Data Dredging - Remedies

Remedies

Looking for patterns in data is legitimate. Applying a statistical test of significance (hypothesis testing) to the same data the pattern was learned from is wrong. One way to construct hypotheses while avoiding data dredging is to conduct randomized out-of-sample tests. The researcher collects a data set, then randomly partitions it into two subsets, A and B. Only one subset—say, subset A—is examined for creating hypotheses. Once a hypothesis is formulated, it must be tested on subset B, which was not used to construct the hypothesis.

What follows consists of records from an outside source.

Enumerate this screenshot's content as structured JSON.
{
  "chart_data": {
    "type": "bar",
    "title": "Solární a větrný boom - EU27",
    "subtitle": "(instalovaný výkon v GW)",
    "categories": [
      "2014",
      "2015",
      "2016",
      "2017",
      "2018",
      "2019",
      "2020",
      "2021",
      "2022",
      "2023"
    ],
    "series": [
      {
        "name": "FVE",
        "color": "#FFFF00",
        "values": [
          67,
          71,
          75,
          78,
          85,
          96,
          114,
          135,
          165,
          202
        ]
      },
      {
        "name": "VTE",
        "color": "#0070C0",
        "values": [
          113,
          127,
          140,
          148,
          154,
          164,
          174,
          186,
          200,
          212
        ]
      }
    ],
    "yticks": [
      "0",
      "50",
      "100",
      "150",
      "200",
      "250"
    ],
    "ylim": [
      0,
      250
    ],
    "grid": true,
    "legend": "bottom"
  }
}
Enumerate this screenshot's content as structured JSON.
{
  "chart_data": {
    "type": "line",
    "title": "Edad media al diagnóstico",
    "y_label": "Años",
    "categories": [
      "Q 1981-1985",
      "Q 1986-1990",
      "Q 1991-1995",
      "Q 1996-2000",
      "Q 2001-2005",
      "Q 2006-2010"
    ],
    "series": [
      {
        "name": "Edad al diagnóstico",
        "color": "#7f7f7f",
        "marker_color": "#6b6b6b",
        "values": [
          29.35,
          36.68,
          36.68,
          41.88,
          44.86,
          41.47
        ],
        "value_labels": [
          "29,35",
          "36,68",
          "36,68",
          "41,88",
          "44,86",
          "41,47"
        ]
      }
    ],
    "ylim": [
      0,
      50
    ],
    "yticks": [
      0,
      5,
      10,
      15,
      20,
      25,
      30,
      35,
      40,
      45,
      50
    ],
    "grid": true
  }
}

Only where B also supports such a hypothesis is it reasonable to believe the hypothesis might be valid.

Another remedy for data dredging is to record the number of all significance tests conducted during the experiment and simply multiply the final significance level by this number (the Bonferroni correction); however, this is a very conservative metric. Methods particularly useful in analysis of variance, and in constructing simultaneous confidence bands for regressions involving basis functions are the Scheffé's method and, if the researcher has in mind only pairwise comparisons, the Tukey method. The use of a false discovery rate is a more sophisticated approach that has become a popular method for control of multiple hypothesis tests.

When neither approach is practical, one can make a clear distinction between data analyses that are confirmatory and analyses that are exploratory. Statistical inference is appropriate only for the former.

Ultimately, the statistical significance of a test and the statistical confidence of a finding are joint properties of data and the method used to examine the data. Thus, if someone says that a certain event has probability of 20% ± 2% 19 times out of 20, this means that if the probability of the event is estimated by the same method used to obtain the 20% estimate, the result is between 18% and 22% with probability 0.95. No claim of statistical significance can be made by only looking, without due regard to the method used to assess the data.